Di momen-momen penutup, DCFC tidak hanya memiliki satu, bukan dua, melainkan tiga peluang untuk merebut kemenangan di detik-detik terakhir dari tim tamu. Namun setiap peluang penting bisa ditepis oleh kepahlawanan kiper Ann Arbor, Ian McGrane. Setiap penyelamatan kiper lawan disambut dengan kebingungan oleh Finnerty karena tangannya sering bertumpu di atas kepalanya dan rahangnya ternganga karena kebingungan.

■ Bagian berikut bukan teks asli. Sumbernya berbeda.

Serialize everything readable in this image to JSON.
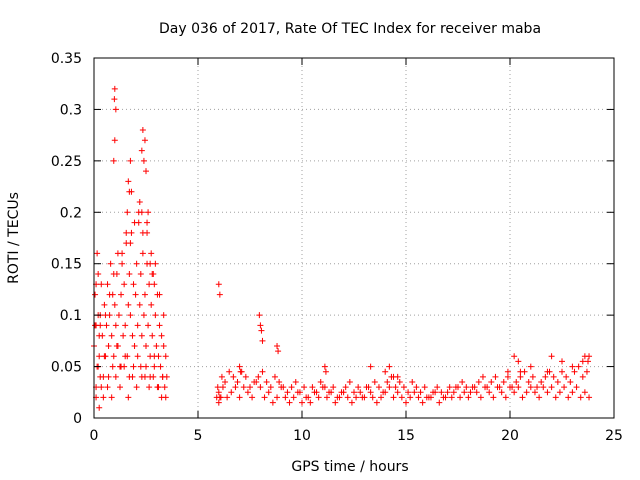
{
  "chart_data": {
    "type": "scatter",
    "title": "Day 036 of 2017, Rate Of TEC Index for receiver maba",
    "xlabel": "GPS time / hours",
    "ylabel": "ROTI / TECUs",
    "xlim": [
      0,
      25
    ],
    "ylim": [
      0,
      0.35
    ],
    "x_ticks": [
      0,
      5,
      10,
      15,
      20,
      25
    ],
    "x_tick_labels": [
      "0",
      "5",
      "10",
      "15",
      "20",
      "25"
    ],
    "y_ticks": [
      0,
      0.05,
      0.1,
      0.15,
      0.2,
      0.25,
      0.3,
      0.35
    ],
    "y_tick_labels": [
      "0",
      "0.05",
      "0.1",
      "0.15",
      "0.2",
      "0.25",
      "0.3",
      "0.35"
    ],
    "grid": true,
    "marker": "+",
    "color": "#ff0000",
    "series": [
      {
        "x": [
          0.0,
          0.05,
          0.1,
          0.15,
          0.2,
          0.25,
          0.3,
          0.35,
          0.4,
          0.45,
          0.5,
          0.55,
          0.6,
          0.65,
          0.7,
          0.75,
          0.8,
          0.85,
          0.9,
          0.95,
          1.0,
          1.05,
          1.1,
          1.15,
          1.2,
          1.25,
          1.3,
          1.35,
          1.4,
          1.45,
          1.5,
          1.55,
          1.6,
          1.65,
          1.7,
          1.75,
          1.8,
          1.85,
          1.9,
          1.95,
          2.0,
          2.05,
          2.1,
          2.15,
          2.2,
          2.25,
          2.3,
          2.35,
          2.4,
          2.45,
          2.5,
          2.55,
          2.6,
          2.65,
          2.7,
          2.75,
          2.8,
          2.85,
          2.9,
          2.95,
          3.0,
          3.05,
          3.1,
          3.15,
          3.2,
          3.25,
          3.3,
          3.35,
          3.4,
          3.45,
          3.5,
          0.1,
          0.2,
          0.3,
          0.5,
          0.7,
          0.9,
          1.1,
          1.3,
          1.5,
          1.7,
          1.9,
          2.1,
          2.3,
          2.5,
          2.7,
          2.9,
          3.1,
          3.3,
          0.15,
          0.35,
          0.55,
          0.75,
          0.95,
          1.15,
          1.35,
          1.55,
          1.75,
          1.95,
          2.15,
          2.35,
          2.55,
          2.75,
          2.95,
          3.15,
          3.35,
          0.05,
          0.25,
          0.45,
          0.65,
          0.85,
          1.05,
          1.25,
          1.45,
          1.65,
          1.85,
          2.05,
          2.25,
          2.45,
          2.65,
          2.85,
          3.05,
          3.25,
          3.45,
          0.1,
          0.2,
          0.95,
          1.0,
          1.05,
          1.0,
          0.98,
          1.6,
          1.65,
          1.7,
          2.3,
          2.35,
          2.4,
          2.45,
          2.5,
          2.6,
          1.75,
          1.8,
          2.2,
          2.3,
          2.55,
          2.7,
          2.8,
          2.9,
          0.3,
          0.1,
          0.25,
          5.9,
          6.0,
          6.0,
          6.1,
          6.2,
          6.4,
          6.6,
          6.8,
          7.0,
          7.2,
          7.4,
          7.6,
          7.8,
          8.0,
          8.2,
          8.4,
          8.6,
          8.8,
          9.0,
          9.2,
          9.4,
          9.6,
          9.8,
          10.0,
          10.2,
          10.4,
          10.6,
          10.8,
          11.0,
          11.2,
          11.4,
          11.6,
          11.8,
          12.0,
          12.2,
          12.4,
          12.6,
          12.8,
          13.0,
          13.2,
          13.4,
          13.6,
          13.8,
          14.0,
          14.2,
          14.4,
          14.6,
          14.8,
          15.0,
          15.2,
          15.4,
          15.6,
          15.8,
          16.0,
          16.2,
          16.4,
          16.6,
          16.8,
          17.0,
          17.2,
          17.4,
          17.6,
          17.8,
          18.0,
          18.2,
          18.4,
          18.6,
          18.8,
          19.0,
          19.2,
          19.4,
          19.6,
          19.8,
          20.0,
          20.2,
          20.4,
          20.6,
          20.8,
          21.0,
          21.2,
          21.4,
          21.6,
          21.8,
          22.0,
          22.2,
          22.4,
          22.6,
          22.8,
          23.0,
          23.2,
          23.4,
          23.6,
          23.8,
          5.95,
          6.05,
          6.15,
          6.3,
          6.5,
          6.7,
          6.9,
          7.1,
          7.3,
          7.5,
          7.7,
          7.9,
          8.1,
          8.3,
          8.5,
          8.7,
          8.9,
          9.1,
          9.3,
          9.5,
          9.7,
          9.9,
          10.1,
          10.3,
          10.5,
          10.7,
          10.9,
          11.1,
          11.3,
          11.5,
          11.7,
          11.9,
          12.1,
          12.3,
          12.5,
          12.7,
          12.9,
          13.1,
          13.3,
          13.5,
          13.7,
          13.9,
          14.1,
          14.3,
          14.5,
          14.7,
          14.9,
          15.1,
          15.3,
          15.5,
          15.7,
          15.9,
          16.1,
          16.3,
          16.5,
          16.7,
          16.9,
          17.1,
          17.3,
          17.5,
          17.7,
          17.9,
          18.1,
          18.3,
          18.5,
          18.7,
          18.9,
          19.1,
          19.3,
          19.5,
          19.7,
          19.9,
          20.1,
          20.3,
          20.5,
          20.7,
          20.9,
          21.1,
          21.3,
          21.5,
          21.7,
          21.9,
          22.1,
          22.3,
          22.5,
          22.7,
          22.9,
          23.1,
          23.3,
          23.5,
          23.7,
          6.0,
          6.05,
          7.0,
          7.05,
          7.95,
          8.0,
          8.05,
          8.1,
          8.8,
          8.85,
          11.1,
          11.15,
          13.3,
          14.0,
          14.2,
          14.4,
          14.6,
          19.9,
          20.2,
          20.4,
          20.5,
          21.0,
          21.8,
          22.0,
          22.5,
          23.0,
          23.5,
          23.6,
          23.8,
          23.75
        ],
        "y": [
          0.07,
          0.12,
          0.09,
          0.05,
          0.14,
          0.06,
          0.1,
          0.03,
          0.08,
          0.04,
          0.11,
          0.06,
          0.09,
          0.13,
          0.07,
          0.1,
          0.15,
          0.08,
          0.12,
          0.06,
          0.11,
          0.09,
          0.14,
          0.07,
          0.1,
          0.05,
          0.12,
          0.16,
          0.08,
          0.13,
          0.09,
          0.17,
          0.06,
          0.11,
          0.14,
          0.1,
          0.18,
          0.08,
          0.13,
          0.07,
          0.12,
          0.15,
          0.09,
          0.19,
          0.11,
          0.14,
          0.08,
          0.16,
          0.1,
          0.12,
          0.07,
          0.15,
          0.09,
          0.13,
          0.06,
          0.11,
          0.08,
          0.14,
          0.05,
          0.1,
          0.07,
          0.12,
          0.06,
          0.09,
          0.05,
          0.08,
          0.04,
          0.07,
          0.03,
          0.06,
          0.04,
          0.03,
          0.05,
          0.04,
          0.06,
          0.04,
          0.05,
          0.07,
          0.05,
          0.06,
          0.04,
          0.05,
          0.06,
          0.04,
          0.05,
          0.04,
          0.06,
          0.03,
          0.04,
          0.16,
          0.13,
          0.1,
          0.12,
          0.14,
          0.16,
          0.15,
          0.18,
          0.17,
          0.19,
          0.2,
          0.18,
          0.19,
          0.16,
          0.15,
          0.12,
          0.1,
          0.09,
          0.08,
          0.02,
          0.03,
          0.02,
          0.04,
          0.03,
          0.05,
          0.02,
          0.04,
          0.03,
          0.05,
          0.04,
          0.03,
          0.04,
          0.03,
          0.02,
          0.02,
          0.13,
          0.1,
          0.25,
          0.27,
          0.3,
          0.32,
          0.31,
          0.2,
          0.23,
          0.22,
          0.26,
          0.28,
          0.25,
          0.27,
          0.24,
          0.2,
          0.25,
          0.22,
          0.21,
          0.2,
          0.18,
          0.15,
          0.14,
          0.13,
          0.09,
          0.02,
          0.01,
          0.02,
          0.015,
          0.025,
          0.02,
          0.03,
          0.02,
          0.025,
          0.03,
          0.02,
          0.03,
          0.025,
          0.02,
          0.035,
          0.03,
          0.02,
          0.025,
          0.015,
          0.02,
          0.03,
          0.02,
          0.015,
          0.02,
          0.025,
          0.015,
          0.02,
          0.015,
          0.025,
          0.02,
          0.03,
          0.02,
          0.025,
          0.015,
          0.02,
          0.025,
          0.02,
          0.015,
          0.02,
          0.025,
          0.02,
          0.03,
          0.02,
          0.015,
          0.02,
          0.025,
          0.03,
          0.02,
          0.025,
          0.02,
          0.015,
          0.02,
          0.025,
          0.02,
          0.015,
          0.02,
          0.02,
          0.025,
          0.015,
          0.02,
          0.025,
          0.02,
          0.03,
          0.02,
          0.025,
          0.02,
          0.03,
          0.025,
          0.02,
          0.03,
          0.025,
          0.02,
          0.03,
          0.025,
          0.02,
          0.03,
          0.025,
          0.03,
          0.02,
          0.025,
          0.03,
          0.025,
          0.02,
          0.03,
          0.025,
          0.03,
          0.02,
          0.025,
          0.03,
          0.02,
          0.025,
          0.03,
          0.02,
          0.025,
          0.02,
          0.03,
          0.02,
          0.04,
          0.035,
          0.045,
          0.04,
          0.035,
          0.045,
          0.04,
          0.03,
          0.035,
          0.04,
          0.045,
          0.035,
          0.03,
          0.04,
          0.035,
          0.03,
          0.025,
          0.03,
          0.035,
          0.025,
          0.03,
          0.02,
          0.03,
          0.025,
          0.035,
          0.03,
          0.025,
          0.03,
          0.02,
          0.025,
          0.03,
          0.035,
          0.025,
          0.03,
          0.02,
          0.03,
          0.025,
          0.035,
          0.03,
          0.025,
          0.035,
          0.04,
          0.03,
          0.035,
          0.03,
          0.025,
          0.035,
          0.03,
          0.025,
          0.03,
          0.02,
          0.025,
          0.03,
          0.025,
          0.02,
          0.03,
          0.025,
          0.03,
          0.035,
          0.03,
          0.025,
          0.03,
          0.035,
          0.04,
          0.03,
          0.035,
          0.04,
          0.03,
          0.035,
          0.04,
          0.03,
          0.035,
          0.04,
          0.045,
          0.035,
          0.04,
          0.03,
          0.035,
          0.04,
          0.045,
          0.04,
          0.035,
          0.045,
          0.04,
          0.035,
          0.045,
          0.05,
          0.04,
          0.045,
          0.13,
          0.12,
          0.05,
          0.045,
          0.1,
          0.09,
          0.085,
          0.075,
          0.07,
          0.065,
          0.05,
          0.045,
          0.05,
          0.045,
          0.05,
          0.04,
          0.04,
          0.045,
          0.06,
          0.055,
          0.045,
          0.05,
          0.045,
          0.06,
          0.055,
          0.05,
          0.055,
          0.06,
          0.06,
          0.055
        ]
      }
    ]
  }
}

Namun, rasa frustrasinya yang tersamar adalah apresiasi terhadap rekannya di sisi lain.
“Sejujurnya, terkadang ketika kiper mengalami malam seperti itu, menyelamatkan segalanya, itu membuat frustrasi sebagai sebuah tim, tapi saya memujinya,” kata Finnerty. “Dia memainkan permainan yang hebat. Juga, saya mengisi bahan bakarnya. Jika dia melakukan penyelamatan besar, maka saya harus bangkit dan melakukan penyelamatan besar.”
Pertandingan berakhir imbang 0-0, dan merupakan kesimpulan yang tepat berdasarkan penampilan kedua kiper tersebut. Finnerty berjalan keluar lapangan dan mendekati setiap rekan satu tim yang berjalan di dekatnya, memberi selamat dan berterima kasih atas usaha mereka sepanjang durasi permainan berintensitas tinggi tersebut.
Tentu saja, Finnerty ingin pergi dengan hasil yang lebih baik, tetapi ada ketenangan pikiran saat mengetahui bahwa pekerjaan dan pertahanannya sudah normal. Pelanggaran, terkadang bola tidak memantul sesuai keinginan Anda.
Namun, Finnerty menunjukkan bahwa ia siap menghadapi tantangan ini, didorong oleh panggung besar. Pada usia 18 tahun, sebagai pemain termuda yang tampil dalam pertandingan kompetitif untuk klub, Finnerty tampak seperti seseorang yang pernah melihat semuanya sebelumnya.
“Tugas saya adalah melakukan lockout,” katanya. “Bahkan ketika kami tidak mendapatkan hasil bagus, saya menyukainya karena saya ingin menang. Tentu saja hal ini disertai dengan kekecewaan karena kami tidak meraih kemenangan, namun saya harus melakukan tugas saya dan mendukung pemain lain yang benar-benar memberikan segalanya yang mereka miliki.”